Quel quarto mandato per un abile navigatore

da Roma

«Duro sì, ma cattivo proprio no, sono pronto a perdonare gli errori, anche se non me li dimentico. E sono abituato a parlare chiaro, a studiare a fondo i problemi e poi a decidere rapidamente», questa autodefinizione di Pier Francesco Guarguaglini rispecchia il carattere e l’approccio nei confronti di collaboratori e avversari dell’ingegnere elettronico toscano, che dal 2000 è alla guida di Finmeccanica e che è stato confermato al timone della società di piazza Montegrappa fino a metà 2011, per il quarto mandato. Una riconferma che è a un tempo un riconoscimento per quanto realizzato in questi anni e, una scelta, considerando le sfide che attendono Finmeccanica, in un mercato mondiale sempre più difficile e competitivo.
L’intera carriera di Guarguaglini si sviluppa all’interno dell’industria elettronica, aerospaziale e della difesa italiana, partita nel 1963 presso la allora Selenia. È arrivato al vertice senza rinnegare la sua «pelle ingegneristica» e ne sanno qualcosa i capi delle aziende controllate quando devono discutere strategie, investimenti, valutazione di redditività dei programmi, rischi tecnologici: non c’è modo di «imbrogliare», perché PFG, come è noto in Finmeccanica, è pronto a cogliere i punti deboli, le cortine fumogene, i trucchi. Inutile tentare, si finisce solo per essere messi alla griglia, né si può cercare di sviarlo professando fede juventina, una delle sue poche «debolezze».
Il patrimonio di esperienze è un atout cruciale nel settore dell’alta tecnologia di cui Guarguaglini padroneggia ogni aspetto e che gli viene riconosciuto dai suoi omologhi internazionali che conosce da molto tempo. Quando discute o negozia studia a fondo ogni aspetto, industriale, tecnologico, economico, strategico, ed è poi rapido a prendere le decisioni. Seguendo però, oltre che le opportunità, anche l’istinto. E quando illustra le sue mosse, facilmente salta i passaggi intermedi, per lui sono scontati.
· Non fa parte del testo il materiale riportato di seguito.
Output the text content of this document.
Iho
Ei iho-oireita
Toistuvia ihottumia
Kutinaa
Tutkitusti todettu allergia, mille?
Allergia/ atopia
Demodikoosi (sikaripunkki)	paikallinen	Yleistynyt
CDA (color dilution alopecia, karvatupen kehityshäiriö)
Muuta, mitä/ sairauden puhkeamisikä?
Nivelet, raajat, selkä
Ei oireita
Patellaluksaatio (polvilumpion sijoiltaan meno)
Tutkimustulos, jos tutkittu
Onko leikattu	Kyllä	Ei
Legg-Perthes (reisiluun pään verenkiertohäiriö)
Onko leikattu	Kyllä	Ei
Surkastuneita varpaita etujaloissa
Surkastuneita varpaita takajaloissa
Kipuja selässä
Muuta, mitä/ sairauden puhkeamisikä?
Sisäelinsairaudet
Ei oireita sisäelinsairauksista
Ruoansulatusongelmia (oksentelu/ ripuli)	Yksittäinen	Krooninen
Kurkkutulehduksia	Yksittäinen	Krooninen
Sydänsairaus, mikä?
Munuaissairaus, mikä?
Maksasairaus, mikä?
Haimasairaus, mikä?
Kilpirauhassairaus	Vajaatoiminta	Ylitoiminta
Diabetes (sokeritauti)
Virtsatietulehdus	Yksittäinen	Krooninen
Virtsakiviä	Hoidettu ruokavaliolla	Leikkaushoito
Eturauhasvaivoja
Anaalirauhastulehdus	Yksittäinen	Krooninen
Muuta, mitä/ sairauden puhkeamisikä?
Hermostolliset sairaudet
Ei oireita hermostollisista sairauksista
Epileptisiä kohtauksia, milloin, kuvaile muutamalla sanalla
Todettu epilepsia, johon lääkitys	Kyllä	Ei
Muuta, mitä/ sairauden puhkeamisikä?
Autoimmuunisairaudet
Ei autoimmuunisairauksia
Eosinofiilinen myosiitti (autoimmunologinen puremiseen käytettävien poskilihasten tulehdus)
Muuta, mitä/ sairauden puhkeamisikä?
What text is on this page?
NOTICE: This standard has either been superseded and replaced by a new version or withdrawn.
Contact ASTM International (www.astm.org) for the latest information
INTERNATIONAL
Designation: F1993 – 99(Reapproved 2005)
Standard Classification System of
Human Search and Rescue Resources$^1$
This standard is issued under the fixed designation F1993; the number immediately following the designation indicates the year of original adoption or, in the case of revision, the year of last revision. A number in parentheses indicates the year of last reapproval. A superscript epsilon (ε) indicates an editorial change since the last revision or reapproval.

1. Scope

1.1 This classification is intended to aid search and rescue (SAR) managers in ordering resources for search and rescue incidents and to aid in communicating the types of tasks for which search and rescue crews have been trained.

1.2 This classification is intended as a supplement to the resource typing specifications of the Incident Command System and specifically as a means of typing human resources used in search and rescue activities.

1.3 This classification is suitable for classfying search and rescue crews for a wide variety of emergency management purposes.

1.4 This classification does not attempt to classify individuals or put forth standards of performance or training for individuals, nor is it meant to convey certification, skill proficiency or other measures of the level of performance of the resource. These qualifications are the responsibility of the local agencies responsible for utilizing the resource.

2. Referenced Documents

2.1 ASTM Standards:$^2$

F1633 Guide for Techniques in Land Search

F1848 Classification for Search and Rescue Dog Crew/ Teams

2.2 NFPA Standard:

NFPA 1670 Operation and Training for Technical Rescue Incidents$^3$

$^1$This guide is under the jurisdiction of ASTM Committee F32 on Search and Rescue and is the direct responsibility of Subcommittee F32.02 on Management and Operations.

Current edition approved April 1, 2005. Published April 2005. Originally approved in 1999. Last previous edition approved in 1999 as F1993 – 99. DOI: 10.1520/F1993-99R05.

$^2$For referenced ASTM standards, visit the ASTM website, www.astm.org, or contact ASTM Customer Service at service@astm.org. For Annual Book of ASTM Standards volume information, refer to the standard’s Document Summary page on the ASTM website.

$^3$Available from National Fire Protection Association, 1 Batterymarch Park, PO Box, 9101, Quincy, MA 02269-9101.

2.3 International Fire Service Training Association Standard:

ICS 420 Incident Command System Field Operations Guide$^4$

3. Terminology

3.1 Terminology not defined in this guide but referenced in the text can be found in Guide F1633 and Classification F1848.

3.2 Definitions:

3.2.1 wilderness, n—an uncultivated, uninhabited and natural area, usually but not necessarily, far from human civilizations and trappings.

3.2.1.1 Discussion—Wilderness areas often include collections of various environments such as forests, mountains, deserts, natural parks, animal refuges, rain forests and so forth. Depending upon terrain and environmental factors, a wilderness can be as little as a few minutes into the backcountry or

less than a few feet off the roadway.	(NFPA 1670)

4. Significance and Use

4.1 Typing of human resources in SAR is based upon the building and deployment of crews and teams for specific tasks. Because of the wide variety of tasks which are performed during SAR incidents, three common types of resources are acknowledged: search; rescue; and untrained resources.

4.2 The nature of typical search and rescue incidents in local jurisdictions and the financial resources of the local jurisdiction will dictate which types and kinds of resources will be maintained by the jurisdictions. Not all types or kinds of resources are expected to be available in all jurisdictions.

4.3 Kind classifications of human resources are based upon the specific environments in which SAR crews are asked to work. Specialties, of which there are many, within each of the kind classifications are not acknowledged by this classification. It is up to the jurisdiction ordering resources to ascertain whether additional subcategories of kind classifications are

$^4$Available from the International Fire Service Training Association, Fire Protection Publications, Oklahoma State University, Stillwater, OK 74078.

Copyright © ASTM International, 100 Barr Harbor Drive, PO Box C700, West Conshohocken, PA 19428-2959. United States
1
Con gli anni è diventato anche un abile navigatore politico ed è riuscito a convertire capi di governo di ogni colore in sostenitori o addirittura «sponsor» dei prodotti e delle ragioni di Finmeccanica, una novità per l’Italia. PFG si è dimostrato un risanatore di aziende: tra il 1999 e il 2002 ha rimesso in piedi una Fincantieri in grave difficoltà, quindi ha riportato in pareggio le attività civili di Finmeccanica che in precedenza producevano solo perdite.
Il modo migliore per poi potersene disfare, con eleganza, attraverso collocamenti in Borsa o alleanze, visto che la politica non ha mai consentito vendite tout court. Ma alla fine è arrivato comunque all’obiettivo, concentrare Finmeccanica sul core business aerospazio-difesa e trasformare una holding di Stato, sconosciuta fuori dai patri confini e che un tempo valeva meno rispetto alla partecipazione in Stm che aveva in portafoglio, in un colosso internazionale e con un’ottima reputazione.